Of superiority of numbers, and bravery, discipline, or other qualities of an army, we say nothing here, because, as a rule, they depend on things which lie out of the province of the art of war in the sense in which we are now considering it; besides which they exercise the same effect in the offensive as the defensive; and, moreover also, the superiority in numbers in general cannot come under consideration here, as the number of troops is likewise a given quantity or condition, and does not depend on the will or pleasure of the general. Further, these things have no particular connection with attack and defence. But, irrespective of these things, there are other three which appear to us of decisive importance, these are: surprise, advantage of ground, and the attack from several quarters. The surprise produces an effect by opposing to the enemy a great many more troops than he expected at some particular point. The superiority in numbers in this case is very different to a general superiority of numbers; it is the most powerful agent in the art of war.—The way in which the advantage of ground contributes to the victory is intelligible enough of itself, and we have only one observation to make which is, that we do not confine our remarks to obstacles which obstruct the advance of an enemy, such as scarped grounds, high hills, marshy streams, hedges, inclosures, etc.; we also allude to the advantage which ground affords as cover, under which troops are concealed from view. Indeed we may say that even from ground which is quite unimportant a person acquainted with the locality may derive assistance. The attack from several quarters includes in itself all tactical turning movements great and small, and its effects are derived partly from the double execution obtained in this way from fire-arms, and partly from the enemy’s dread of his retreat being cut off.

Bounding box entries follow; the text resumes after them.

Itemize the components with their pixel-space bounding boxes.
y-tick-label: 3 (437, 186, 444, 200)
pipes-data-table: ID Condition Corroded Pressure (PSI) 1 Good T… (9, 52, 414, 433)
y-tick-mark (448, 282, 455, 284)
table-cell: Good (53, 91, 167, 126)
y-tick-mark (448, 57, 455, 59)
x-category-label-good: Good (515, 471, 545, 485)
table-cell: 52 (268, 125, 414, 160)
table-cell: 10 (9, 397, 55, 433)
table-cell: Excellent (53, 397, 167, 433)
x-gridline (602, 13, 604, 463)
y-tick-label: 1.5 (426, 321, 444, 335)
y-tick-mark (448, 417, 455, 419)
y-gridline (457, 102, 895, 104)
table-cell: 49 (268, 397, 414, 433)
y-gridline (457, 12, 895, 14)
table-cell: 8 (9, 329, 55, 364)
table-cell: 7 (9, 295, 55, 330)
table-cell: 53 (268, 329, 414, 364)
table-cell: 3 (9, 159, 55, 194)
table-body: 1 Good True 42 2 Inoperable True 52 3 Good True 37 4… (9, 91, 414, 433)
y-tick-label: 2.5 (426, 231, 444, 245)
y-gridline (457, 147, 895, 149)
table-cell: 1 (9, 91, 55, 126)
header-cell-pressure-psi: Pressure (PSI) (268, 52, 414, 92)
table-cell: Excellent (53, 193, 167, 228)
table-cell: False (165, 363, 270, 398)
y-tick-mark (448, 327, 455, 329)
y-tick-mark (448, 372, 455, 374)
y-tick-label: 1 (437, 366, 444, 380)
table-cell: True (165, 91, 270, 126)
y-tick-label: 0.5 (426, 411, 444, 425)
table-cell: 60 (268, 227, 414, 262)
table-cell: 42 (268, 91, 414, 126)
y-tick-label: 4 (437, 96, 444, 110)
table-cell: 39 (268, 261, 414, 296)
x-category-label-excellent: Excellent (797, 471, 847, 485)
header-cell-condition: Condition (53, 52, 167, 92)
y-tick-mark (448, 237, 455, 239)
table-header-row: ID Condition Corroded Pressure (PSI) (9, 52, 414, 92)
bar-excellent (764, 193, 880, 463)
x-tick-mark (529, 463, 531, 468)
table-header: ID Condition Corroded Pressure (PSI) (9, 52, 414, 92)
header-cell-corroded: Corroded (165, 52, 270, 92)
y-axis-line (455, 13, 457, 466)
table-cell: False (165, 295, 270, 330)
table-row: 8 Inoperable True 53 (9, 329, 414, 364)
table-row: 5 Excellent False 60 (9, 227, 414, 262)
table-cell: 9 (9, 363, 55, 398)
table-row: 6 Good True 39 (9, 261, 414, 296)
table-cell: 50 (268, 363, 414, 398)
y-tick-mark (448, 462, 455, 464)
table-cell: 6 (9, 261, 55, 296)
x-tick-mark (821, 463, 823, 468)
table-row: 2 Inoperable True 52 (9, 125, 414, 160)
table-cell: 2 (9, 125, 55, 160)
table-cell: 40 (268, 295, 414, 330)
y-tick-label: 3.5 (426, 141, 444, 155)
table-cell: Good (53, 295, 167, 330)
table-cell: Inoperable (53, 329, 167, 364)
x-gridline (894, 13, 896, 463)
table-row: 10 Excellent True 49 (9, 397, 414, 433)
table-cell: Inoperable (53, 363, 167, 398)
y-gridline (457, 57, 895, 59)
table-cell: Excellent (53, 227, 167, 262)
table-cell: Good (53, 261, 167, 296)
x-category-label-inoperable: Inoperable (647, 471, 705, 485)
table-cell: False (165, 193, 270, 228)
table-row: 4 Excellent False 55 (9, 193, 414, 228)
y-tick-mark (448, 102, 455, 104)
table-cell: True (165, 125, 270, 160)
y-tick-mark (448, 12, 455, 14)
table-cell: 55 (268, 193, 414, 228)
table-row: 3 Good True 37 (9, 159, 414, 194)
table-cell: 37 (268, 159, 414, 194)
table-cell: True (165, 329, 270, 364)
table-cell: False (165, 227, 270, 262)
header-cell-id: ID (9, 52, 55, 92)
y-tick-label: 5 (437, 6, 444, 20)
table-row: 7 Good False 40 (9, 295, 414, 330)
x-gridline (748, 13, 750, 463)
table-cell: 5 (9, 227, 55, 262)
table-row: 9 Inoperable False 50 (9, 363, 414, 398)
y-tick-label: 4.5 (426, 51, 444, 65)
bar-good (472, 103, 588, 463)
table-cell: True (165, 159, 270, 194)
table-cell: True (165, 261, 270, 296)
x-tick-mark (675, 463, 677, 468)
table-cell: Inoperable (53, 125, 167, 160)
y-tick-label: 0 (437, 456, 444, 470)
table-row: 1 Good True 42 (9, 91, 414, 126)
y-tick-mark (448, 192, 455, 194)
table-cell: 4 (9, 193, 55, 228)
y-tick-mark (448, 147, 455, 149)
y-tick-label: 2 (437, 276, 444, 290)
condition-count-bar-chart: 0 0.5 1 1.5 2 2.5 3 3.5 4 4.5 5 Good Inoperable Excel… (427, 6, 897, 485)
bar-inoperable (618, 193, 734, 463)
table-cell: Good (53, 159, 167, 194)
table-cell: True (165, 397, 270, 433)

Now how do the offensive and defensive stand respectively in relation to these things?
Having in view the three principles of victory just described, the answer to this question is, that only a small portion of the first and last of these principles is in favour of the offensive, whilst the greater part of them, and the whole of the second principle, are at the command of the party acting defensively.
The offensive side can only have the advantage of one complete surprise of the whole mass with the whole, whilst the defensive is in a condition to surprise incessantly, throughout the whole course of the combat, by the force and form which he gives to his partial attacks.
The offensive has greater facilities than the defensive for surrounding and cutting off the whole, as the latter is in a manner in a fixed position while the former is in a state of movement having reference to that position. But the superior advantage for an enveloping movement, which the offensive possesses, as now stated, is again limited to a movement against the whole mass; for during the course of the combat, and with separate divisions of the force, it is easier for the defensive than for the offensive to make attacks from several quarters, because, as we have already said, the former is in a better situation to surprise by the force and form of his attacks.